Four enormous eruptions occurred on this date that destroyed almost two-thirds of the island during the Krakatoa Eruption. The eruptions triggered large pyroclastic flows, tsunamis and a large landslide.

  • The first eruption began at 5:30 a.m. The explosive eruption on Perboewatan volcano created tsunami waves that went toward Telok Betong after large pyroclastic flows entered the oceans.
  • At 6:44 a.m. Danan volcano exploded forming pyroclastic flows that entered the ocean creating tsnuamis that traveled eastward and westward away from the island.
  • The 10:02 a.m. volcanic explosion was so loud it was heard 1,930 miles (3,110 km) away in Perth, Australia. The noise was so loud people on the island of Rodrigues 3,000 miles (4,800 km) away the explosion thought a nearby ship had fired a cannon. This explosion was large enough to create tsunami waves 98 feet (30 meters) high. Pyroclastic flows traveled across the ocean to islands in the Sunda Strait where the coast line was affected and villages swept away. Hot ash fell on Katimbang (now Katibung) killing 1000 people.
  • A landslide at 10:41 a.m. tore off half of Rakata volcano, the third cone on the island. The island almost disappeared and a deep submarine canyon was filled with ignimbrite from the pyroclastic flows. It is estimated that between 4.3 and 5.0 cubic miles (18-21 cubic km) of ignimbrite was deposited in a 420,000 square mile (1,100,000 square km) area. The material is between 98 and 131 feet (30-40 m) deep in the submarine basin around the island.
  • In 1927 a new island began to form and was named Anak Krakatoa. It means child of Krakatoa. It has been erupting off and on since 1927. Find out more about the island by clicking on the link above.

What is a tsunami?

A tsunami is a large ocean wave that travels through the oceans at about the speed a jet plane flies. They are generated by large earthquakes, landslides or during a volcanic eruption like Krakatoa when pyroclastic flows entered the ocean. The first tsunami struck the shores of Java and Sumatra 25 miles (40 km) away on August 25th.
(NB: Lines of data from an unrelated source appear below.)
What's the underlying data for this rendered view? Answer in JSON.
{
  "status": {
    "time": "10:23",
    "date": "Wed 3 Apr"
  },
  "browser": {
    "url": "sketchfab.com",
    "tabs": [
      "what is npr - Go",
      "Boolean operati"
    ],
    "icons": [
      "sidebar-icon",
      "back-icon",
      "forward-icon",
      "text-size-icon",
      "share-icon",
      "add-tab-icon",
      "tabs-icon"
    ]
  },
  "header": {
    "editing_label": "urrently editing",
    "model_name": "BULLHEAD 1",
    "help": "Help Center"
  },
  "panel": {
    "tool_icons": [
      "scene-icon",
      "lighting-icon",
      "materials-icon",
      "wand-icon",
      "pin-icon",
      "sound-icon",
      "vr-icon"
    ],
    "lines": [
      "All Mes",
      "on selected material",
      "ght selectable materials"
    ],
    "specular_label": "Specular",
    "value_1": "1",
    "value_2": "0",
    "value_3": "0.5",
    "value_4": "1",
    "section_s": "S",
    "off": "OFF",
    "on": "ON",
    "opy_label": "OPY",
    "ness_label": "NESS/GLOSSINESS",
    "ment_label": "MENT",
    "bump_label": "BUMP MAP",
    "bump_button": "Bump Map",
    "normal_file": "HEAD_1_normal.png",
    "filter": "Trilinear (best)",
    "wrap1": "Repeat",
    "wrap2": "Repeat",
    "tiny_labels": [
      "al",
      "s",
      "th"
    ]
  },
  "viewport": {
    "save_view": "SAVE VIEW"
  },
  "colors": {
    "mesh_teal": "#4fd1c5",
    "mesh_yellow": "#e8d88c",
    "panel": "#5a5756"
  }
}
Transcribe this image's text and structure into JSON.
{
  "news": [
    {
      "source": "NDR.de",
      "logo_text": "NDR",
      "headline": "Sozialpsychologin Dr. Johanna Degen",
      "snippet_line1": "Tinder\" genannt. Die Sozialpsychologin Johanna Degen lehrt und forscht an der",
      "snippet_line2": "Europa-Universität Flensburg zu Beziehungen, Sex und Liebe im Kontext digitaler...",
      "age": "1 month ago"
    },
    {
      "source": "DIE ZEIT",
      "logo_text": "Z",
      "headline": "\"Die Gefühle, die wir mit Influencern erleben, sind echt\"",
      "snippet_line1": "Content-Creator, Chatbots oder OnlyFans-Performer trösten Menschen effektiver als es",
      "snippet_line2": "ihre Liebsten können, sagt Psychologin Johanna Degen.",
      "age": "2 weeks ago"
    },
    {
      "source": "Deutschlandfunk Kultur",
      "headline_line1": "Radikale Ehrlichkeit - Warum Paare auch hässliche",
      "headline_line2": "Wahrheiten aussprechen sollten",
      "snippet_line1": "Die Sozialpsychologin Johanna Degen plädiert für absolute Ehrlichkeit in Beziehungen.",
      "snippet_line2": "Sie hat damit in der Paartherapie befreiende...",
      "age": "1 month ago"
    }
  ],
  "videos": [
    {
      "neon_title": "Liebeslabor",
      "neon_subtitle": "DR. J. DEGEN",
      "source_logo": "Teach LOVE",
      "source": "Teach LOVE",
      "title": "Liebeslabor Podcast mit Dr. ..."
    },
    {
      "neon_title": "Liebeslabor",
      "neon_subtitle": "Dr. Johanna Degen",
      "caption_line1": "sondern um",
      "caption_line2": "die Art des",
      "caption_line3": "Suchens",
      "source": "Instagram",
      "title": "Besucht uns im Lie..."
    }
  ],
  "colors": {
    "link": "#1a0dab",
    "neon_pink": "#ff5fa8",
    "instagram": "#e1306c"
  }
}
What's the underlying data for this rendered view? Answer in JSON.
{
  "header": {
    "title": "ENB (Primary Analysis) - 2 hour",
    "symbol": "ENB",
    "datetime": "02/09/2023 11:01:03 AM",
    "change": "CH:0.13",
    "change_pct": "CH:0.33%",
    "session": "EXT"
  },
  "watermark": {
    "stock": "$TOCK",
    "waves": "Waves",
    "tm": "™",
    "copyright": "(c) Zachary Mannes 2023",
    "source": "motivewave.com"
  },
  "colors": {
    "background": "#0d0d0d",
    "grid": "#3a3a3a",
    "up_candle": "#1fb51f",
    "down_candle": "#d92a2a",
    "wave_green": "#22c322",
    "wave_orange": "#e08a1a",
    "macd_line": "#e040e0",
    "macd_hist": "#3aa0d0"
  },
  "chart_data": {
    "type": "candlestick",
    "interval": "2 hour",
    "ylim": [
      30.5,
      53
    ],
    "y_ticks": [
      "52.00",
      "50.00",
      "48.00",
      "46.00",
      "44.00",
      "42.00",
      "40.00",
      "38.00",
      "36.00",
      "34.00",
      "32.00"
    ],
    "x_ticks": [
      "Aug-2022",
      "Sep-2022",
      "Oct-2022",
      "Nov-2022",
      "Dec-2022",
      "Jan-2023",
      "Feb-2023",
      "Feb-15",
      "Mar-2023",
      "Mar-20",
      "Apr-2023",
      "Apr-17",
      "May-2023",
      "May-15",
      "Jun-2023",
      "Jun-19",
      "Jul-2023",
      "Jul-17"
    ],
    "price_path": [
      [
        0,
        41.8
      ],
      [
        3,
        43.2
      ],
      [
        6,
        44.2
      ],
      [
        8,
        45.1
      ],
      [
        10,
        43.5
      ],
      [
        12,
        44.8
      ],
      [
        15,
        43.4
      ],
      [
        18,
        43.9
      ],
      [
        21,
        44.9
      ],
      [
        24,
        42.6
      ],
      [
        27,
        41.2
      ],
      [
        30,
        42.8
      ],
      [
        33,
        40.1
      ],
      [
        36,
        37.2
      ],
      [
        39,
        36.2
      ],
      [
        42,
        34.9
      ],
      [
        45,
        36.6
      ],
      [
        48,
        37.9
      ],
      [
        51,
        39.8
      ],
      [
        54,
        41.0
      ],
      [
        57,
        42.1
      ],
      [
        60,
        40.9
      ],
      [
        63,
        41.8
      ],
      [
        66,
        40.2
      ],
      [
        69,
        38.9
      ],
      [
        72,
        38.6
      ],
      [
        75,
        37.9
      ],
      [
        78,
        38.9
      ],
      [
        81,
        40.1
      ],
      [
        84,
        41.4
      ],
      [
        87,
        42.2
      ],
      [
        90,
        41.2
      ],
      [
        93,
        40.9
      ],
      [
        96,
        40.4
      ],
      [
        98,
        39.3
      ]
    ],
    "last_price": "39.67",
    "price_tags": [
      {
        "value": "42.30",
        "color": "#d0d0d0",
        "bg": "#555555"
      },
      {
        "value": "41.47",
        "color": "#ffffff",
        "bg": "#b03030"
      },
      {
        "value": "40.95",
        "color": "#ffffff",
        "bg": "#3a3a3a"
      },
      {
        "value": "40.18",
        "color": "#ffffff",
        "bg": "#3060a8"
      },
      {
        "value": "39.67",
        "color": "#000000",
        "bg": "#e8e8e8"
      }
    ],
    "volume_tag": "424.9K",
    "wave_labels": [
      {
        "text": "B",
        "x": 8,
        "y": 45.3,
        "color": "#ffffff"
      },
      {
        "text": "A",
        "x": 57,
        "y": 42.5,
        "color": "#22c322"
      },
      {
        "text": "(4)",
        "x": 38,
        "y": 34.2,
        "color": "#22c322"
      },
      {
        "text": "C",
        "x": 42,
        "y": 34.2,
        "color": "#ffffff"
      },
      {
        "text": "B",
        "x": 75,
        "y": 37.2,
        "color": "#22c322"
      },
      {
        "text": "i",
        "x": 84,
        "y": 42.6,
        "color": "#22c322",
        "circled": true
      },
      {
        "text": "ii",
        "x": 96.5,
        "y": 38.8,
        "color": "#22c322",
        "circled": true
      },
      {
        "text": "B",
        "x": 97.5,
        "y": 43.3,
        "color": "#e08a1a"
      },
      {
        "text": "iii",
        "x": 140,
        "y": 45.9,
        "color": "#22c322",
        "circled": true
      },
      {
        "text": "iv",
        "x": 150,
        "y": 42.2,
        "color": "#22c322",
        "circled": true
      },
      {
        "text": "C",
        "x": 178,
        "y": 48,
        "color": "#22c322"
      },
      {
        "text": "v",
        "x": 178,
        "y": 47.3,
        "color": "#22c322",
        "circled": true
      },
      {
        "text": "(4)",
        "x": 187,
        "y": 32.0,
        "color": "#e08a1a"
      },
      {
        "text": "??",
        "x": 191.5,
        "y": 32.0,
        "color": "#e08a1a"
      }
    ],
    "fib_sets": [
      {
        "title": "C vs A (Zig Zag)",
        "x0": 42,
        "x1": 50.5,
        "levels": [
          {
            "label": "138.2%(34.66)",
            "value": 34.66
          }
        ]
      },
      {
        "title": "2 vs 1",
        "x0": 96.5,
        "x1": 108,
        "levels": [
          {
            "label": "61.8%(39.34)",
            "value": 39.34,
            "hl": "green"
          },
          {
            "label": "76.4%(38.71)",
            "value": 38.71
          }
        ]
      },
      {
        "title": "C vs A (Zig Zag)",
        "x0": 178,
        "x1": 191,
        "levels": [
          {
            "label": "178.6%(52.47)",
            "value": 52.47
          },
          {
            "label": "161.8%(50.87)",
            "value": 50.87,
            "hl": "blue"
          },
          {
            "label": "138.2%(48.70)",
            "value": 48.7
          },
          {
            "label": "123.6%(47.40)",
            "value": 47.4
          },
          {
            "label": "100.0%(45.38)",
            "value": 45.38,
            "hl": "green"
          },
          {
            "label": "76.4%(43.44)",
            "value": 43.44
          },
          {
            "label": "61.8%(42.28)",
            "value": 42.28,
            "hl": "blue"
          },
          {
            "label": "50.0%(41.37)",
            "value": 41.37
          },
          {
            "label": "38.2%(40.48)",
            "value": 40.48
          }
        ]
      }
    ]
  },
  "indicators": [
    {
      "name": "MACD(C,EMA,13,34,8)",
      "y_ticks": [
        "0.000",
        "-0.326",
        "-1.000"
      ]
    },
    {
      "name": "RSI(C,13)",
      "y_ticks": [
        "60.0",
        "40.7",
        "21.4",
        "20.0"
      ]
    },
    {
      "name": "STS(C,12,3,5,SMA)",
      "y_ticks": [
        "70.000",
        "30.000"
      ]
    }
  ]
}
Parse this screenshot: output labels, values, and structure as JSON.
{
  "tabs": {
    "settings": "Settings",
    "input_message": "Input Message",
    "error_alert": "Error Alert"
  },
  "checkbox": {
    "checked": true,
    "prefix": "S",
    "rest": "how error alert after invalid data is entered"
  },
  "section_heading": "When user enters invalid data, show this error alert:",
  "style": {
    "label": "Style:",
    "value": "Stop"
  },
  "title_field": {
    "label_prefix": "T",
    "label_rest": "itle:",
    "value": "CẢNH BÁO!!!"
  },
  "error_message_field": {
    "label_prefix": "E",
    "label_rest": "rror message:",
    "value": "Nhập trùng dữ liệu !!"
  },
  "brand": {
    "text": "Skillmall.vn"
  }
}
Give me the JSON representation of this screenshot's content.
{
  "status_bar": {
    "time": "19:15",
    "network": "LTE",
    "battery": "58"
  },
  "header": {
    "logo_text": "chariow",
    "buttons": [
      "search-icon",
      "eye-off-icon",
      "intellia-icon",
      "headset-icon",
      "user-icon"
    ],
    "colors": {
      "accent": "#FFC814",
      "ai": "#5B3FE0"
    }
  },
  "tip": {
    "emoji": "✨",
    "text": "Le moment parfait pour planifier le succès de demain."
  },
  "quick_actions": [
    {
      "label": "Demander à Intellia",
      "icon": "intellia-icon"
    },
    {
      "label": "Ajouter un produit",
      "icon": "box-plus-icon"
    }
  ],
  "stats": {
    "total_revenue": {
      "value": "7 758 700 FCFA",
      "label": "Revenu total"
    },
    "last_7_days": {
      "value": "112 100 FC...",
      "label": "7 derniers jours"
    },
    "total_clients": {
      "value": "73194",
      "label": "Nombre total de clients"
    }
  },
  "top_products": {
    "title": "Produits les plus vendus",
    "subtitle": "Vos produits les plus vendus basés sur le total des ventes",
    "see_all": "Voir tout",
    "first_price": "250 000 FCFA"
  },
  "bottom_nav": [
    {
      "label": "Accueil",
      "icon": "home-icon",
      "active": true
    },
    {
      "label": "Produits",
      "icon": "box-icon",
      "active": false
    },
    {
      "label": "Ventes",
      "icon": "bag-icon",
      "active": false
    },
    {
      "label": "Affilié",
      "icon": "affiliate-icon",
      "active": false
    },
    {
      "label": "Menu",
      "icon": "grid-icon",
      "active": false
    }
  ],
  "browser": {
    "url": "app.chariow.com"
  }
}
What is a pyroclastic flow?

Superheated gases, ash, pumice and other volcanic debris form pyroclastic flows that travel down the side of a volcano at hurricane wind speeds. The pyroclastic flows sweeping down the sides of Mount Saint Helens in 1980 flattened old growth trees growing on the sides of the mountain.

The 1883 pyroclastic flows entered the oceans and were carried across the surface of the oceans on superheated gases until they reached land destroying everything in their path. There is also pyroclastic flow debris that was found on the ocean floor that travels through the water for 9.3 miles (15 km).

What is ignimbrite?

Ignimbrite is the material deposited by pyroclastic flows. Ignimbrite contains ash, pumice, and volcanic debris. Ignimbrite is produced by Plinian eruptions and super volcano eruptions.